Statesboro, GA, USA
I think our impasse Essorant, amounts to this: One may always (with some level of plausibility) propose that God is no more than an artistic sum of human characteristics ... and yet humanity itself implores an explanation. Remember that God, according to Monotheism, is the maker of the world and human beings. If you want to say that God is a montage of human attributes, fine. But you are landed right back in the problem of origin. Why the human attributes that you find so "worthy" to begin with? Where did they come from? Impersonal blind nature? Nature itself raises questions. Why is nature "rational" in the sense that it is strangely apprehended by the human cortex, as if distant edifices of mathematical grandeur (like a rainbow) were always meant to relate to the mind and retinas of a guy named Kevin. Do you find that this is a strange correspondence? How can our brains know something about something lightyears away and be fairly certain that they do? Why does your brain reason and perceive along the same pythagorean lines, as hydrogen gas in deep space? The Anthropic principle in nature suggests a reason larger than our own, which also corresponds to our own.

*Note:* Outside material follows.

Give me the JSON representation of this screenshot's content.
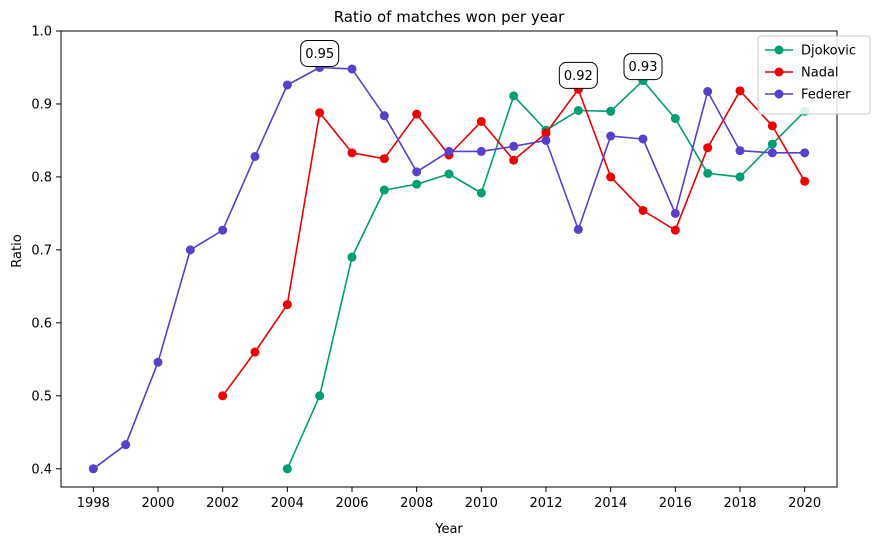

For these reasons, Traditional Theism makes more sense than the "man made God" theory, for it at least addresses the serendipities I've mentioned of a universe and a humanity which seem at least partly rational.
Ron is right to point out that even your own existence is only confirmed by a disjointed aggregate of mental impressions of a scant few people, relatively speaking, and thus is entirely an article of faith. A believable one, in my estimate, though I've never seen you.